Honda Accord Tourer
2.2 i-DTEC 180 Type S

Dirk-Jan Dalhuisen - 11 augustus 2012

Buitenspel

Wandel tijdens je middagpauze eens een rondje over het kantorenpark waar je werkgever is gevestigd. Dikke kans dat je struikelt over Passats, Insignia's en Mondeo's, terwijl je de Accords op één hand kunt tellen. De achtste generatie van Honda's middenklasser is een rariteit in het straatbeeld en vecht een loodzware strijd. Maar tegen wie? Zijn het z'n Europese opponenten die 'm naar het leven staan, of zet de Accord vooral zichzelf buitenspel? Op zoek naar het antwoord kropen we een week achter het stuur van de Japanner.

The real deal

De keuze voor de geteste Accord - een Tourer met 2.2 i-DTEC dieselmotor - is geen toevallige. Nederland is dol op stationwagons en ook al wint de benzinemotor steeds meer aan populariteit, de meeste middenklassers worden nog altijd door oliestokers aangedreven. Klinkt als een droomscenario voor Honda, zou je zeggen. En toch: zo eenvoudig ligt het niet. Fiscale voordelen lijken in ons land hét criterium om de populariteit van een zakenauto te bepalen en juist aan zo'n gunstige bijteller ontbreekt het in het Accord-gamma.

Nee, wie wil dieselen met de Accord, gaat gelijk voor the real deal. Geen geknepen 1.6'je, maar een flinke 2.2 met 150 of zelfs 180 pk. Die laatste is er alleen als Executive en Type S en met die sportievere tweede van het stel gingen wij op pad. En het moet gezegd: zo'n Type S blaakt van het zelfvertrouwen. De strak gelijnde Tourer wordt als Type S af-fabriek aangedikt met 18 inch wielen en het Aero Pack, bestaande uit een spoilerset en wat donkere accenten die mooi contrasteren met de hagelwitte lakkleur. Aan bravoure geen gebrek, dat moge duidelijk zijn.

Minder uitbundig

Vanbinnen gaat het er allemaal iets minder uitbundig aan toe. De sportieve invloed van de Type S zit 'm hier vooral in details als de rode tellerverlichting, dito gekleurde stiksels en een setje aluminium pedalen. Exclusief voor de Type S zijn ook de zwarte hemelbekleding en de met leder en alcantara beklede sportstoelen, die voortreffelijk zitten en er ook nog eens goed uitzien. Al met al een fijne werkplek, niet in de laatste plaats omdat ook het dashboard weinig reden tot klagen biedt. De materialen zijn goed, het ontwerp onderscheidend en desondanks spreekt de bediening ook voor zich. Slechts aan de wat ouderwetse typografie op het multimediadisplay zie je de leeftijd van de Accord af.

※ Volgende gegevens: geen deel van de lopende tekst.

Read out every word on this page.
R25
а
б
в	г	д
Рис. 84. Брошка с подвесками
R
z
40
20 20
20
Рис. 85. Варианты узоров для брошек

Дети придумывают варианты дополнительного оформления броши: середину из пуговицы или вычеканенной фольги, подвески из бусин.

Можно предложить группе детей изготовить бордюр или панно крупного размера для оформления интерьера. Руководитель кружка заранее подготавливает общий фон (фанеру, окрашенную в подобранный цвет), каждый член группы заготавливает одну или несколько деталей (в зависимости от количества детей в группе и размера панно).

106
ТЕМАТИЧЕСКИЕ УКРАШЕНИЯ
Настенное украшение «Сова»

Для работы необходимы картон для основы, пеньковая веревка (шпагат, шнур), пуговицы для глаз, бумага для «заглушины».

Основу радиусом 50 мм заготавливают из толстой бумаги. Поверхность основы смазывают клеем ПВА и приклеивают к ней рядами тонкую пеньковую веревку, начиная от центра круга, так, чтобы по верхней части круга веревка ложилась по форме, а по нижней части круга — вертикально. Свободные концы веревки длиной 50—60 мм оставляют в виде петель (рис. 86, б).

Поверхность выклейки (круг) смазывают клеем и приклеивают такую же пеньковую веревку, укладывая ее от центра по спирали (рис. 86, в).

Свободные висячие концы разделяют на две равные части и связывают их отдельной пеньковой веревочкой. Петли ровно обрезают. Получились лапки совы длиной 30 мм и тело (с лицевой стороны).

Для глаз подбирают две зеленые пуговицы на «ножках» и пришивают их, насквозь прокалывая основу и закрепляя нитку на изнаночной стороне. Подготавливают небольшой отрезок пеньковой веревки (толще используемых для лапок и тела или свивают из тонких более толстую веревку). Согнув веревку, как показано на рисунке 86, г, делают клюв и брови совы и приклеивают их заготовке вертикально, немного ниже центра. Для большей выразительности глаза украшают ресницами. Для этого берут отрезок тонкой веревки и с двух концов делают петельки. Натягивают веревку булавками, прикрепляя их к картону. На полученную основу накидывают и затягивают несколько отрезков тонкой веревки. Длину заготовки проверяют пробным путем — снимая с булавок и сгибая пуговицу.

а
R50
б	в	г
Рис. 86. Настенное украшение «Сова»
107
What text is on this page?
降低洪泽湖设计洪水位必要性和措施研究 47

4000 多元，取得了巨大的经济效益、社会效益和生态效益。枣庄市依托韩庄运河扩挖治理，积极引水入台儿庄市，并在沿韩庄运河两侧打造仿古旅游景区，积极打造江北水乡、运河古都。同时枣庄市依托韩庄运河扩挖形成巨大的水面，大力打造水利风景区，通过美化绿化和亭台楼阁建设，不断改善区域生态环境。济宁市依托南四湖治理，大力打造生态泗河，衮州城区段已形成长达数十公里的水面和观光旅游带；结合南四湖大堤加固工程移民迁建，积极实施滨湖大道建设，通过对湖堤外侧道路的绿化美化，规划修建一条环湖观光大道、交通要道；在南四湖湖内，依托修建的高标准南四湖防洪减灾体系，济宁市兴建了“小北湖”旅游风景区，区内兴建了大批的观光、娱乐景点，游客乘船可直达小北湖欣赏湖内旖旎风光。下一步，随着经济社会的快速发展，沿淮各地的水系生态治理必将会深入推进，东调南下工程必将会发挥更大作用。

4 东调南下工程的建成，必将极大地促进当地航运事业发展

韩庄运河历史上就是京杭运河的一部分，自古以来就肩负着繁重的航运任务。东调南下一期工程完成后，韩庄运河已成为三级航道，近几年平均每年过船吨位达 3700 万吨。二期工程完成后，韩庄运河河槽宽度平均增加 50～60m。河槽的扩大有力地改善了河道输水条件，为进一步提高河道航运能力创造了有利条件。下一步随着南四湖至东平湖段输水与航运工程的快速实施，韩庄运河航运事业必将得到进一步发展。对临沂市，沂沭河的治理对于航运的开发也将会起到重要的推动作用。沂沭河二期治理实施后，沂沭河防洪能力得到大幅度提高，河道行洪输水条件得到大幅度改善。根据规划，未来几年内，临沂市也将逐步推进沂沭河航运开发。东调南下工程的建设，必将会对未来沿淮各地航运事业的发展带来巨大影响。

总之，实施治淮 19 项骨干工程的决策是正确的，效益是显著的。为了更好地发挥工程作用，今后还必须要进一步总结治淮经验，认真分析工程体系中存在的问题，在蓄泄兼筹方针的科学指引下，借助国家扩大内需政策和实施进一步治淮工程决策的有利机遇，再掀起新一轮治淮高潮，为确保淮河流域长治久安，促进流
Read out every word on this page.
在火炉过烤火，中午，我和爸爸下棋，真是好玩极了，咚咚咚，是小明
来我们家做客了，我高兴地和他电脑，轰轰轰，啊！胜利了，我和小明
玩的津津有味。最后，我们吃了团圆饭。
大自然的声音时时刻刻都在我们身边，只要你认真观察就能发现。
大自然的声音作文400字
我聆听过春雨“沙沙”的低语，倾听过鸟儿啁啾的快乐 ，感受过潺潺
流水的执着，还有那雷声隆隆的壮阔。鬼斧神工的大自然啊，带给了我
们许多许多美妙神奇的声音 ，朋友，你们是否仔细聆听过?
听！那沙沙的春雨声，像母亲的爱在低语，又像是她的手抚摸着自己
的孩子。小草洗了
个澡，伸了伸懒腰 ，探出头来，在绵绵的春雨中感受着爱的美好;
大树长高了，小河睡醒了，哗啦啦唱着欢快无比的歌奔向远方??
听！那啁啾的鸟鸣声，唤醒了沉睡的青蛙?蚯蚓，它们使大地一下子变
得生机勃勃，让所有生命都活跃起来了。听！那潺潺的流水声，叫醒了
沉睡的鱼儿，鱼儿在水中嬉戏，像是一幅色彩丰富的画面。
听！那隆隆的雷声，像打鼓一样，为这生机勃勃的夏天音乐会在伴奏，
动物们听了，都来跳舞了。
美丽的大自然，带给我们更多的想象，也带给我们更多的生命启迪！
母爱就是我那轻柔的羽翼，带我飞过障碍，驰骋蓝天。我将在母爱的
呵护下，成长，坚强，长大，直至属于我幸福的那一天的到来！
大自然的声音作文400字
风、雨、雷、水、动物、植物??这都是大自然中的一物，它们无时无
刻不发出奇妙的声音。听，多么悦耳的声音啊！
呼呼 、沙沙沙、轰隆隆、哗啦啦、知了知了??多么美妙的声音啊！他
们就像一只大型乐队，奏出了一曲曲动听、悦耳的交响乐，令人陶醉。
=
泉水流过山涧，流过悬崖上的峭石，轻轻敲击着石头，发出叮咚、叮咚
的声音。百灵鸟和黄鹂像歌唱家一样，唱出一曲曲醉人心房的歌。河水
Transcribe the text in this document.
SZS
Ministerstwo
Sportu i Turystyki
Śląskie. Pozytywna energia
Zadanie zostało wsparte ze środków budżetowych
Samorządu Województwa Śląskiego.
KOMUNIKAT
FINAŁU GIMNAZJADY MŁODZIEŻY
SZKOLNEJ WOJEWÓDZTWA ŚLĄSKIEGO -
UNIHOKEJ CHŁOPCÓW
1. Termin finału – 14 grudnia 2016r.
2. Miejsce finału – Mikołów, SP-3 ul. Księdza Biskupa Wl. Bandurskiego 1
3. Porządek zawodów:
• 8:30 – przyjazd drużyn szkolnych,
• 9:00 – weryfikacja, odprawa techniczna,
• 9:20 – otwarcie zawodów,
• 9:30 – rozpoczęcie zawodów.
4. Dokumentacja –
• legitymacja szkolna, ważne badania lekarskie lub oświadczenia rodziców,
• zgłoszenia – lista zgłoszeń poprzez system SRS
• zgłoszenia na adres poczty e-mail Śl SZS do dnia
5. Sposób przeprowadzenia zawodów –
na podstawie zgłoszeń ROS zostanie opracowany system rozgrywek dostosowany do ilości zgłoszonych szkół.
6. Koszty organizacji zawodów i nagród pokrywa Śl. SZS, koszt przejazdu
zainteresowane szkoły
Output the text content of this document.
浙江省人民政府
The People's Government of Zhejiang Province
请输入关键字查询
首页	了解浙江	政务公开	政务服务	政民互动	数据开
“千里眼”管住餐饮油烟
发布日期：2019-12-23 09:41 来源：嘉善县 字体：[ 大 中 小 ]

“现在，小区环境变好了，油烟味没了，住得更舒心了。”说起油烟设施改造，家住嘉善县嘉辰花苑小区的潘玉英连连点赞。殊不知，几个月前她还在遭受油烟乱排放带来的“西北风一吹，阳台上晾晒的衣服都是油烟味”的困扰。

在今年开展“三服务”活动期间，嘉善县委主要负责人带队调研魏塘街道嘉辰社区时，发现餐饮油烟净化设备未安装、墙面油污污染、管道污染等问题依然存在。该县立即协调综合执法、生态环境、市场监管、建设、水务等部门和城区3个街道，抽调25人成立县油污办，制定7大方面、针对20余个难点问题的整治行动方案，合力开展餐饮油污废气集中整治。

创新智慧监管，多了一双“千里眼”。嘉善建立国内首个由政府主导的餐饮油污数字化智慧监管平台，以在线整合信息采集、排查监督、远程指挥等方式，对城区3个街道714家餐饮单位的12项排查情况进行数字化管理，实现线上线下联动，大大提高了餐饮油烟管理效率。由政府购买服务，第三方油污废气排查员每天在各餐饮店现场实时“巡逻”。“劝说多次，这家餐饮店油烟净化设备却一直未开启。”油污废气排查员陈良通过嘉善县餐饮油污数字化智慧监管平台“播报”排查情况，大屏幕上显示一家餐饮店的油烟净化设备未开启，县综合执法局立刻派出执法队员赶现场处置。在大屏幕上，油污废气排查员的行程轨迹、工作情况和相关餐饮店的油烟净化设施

Achter de voorstoelen komen ook de mindere kanten van de Accord aan het licht. Zo valt het blikkerige geluid bij het dichtslaan van de portieren uit de toon bij de verder zo goede afwerking en is de ruimte achterin niet om over naar huis te schrijven. De Accord behoort tot de grotere jongens in z'n klasse, maar daar zie je op de achterbank weinig van terug. Ook de bagageruimte (400 tot bijna 1.200 liter) verbleekt naast die van veel directe concurrenten, althans: qua inhoud. Praktisch is 'ie namelijk wel, met een extra ruimte onder de bodem en een eenvoudig neer te klappen achterbank.

Lekker uitgebalanceerd

Dat het ruimteaanbod achterin ietwat tegenvalt, doet niets af aan de kwaliteiten van de Accord als reisauto. Vooral het onderstel blijkt een sterk wapen van de Japanse middenklasser. Bij zo'n dik uitgedoste Type S ligt een sportief onderstel voor de hand, maar de Accord blijkt - tegen de verwachtingen in - erg comfortabel. Slecht wegdek wordt keurig gladgestreken en dat maakt zo'n Accord tot een fijne metgezel op de lange afstand. Maar ook voor een sportieve rijstijl loopt de Accord niet weg. Hoge bochtsnelheden brengen de Japanner niet van z'n stuk; de auto ligt heel neutraal op de weg en volgt gehoorzaam de ingezette koers. Door de iets te lichte besturing is het echter maar de vraag hoe vaak zo'n sportieve rijstijl wordt verkozen boven comfortabel cruisen.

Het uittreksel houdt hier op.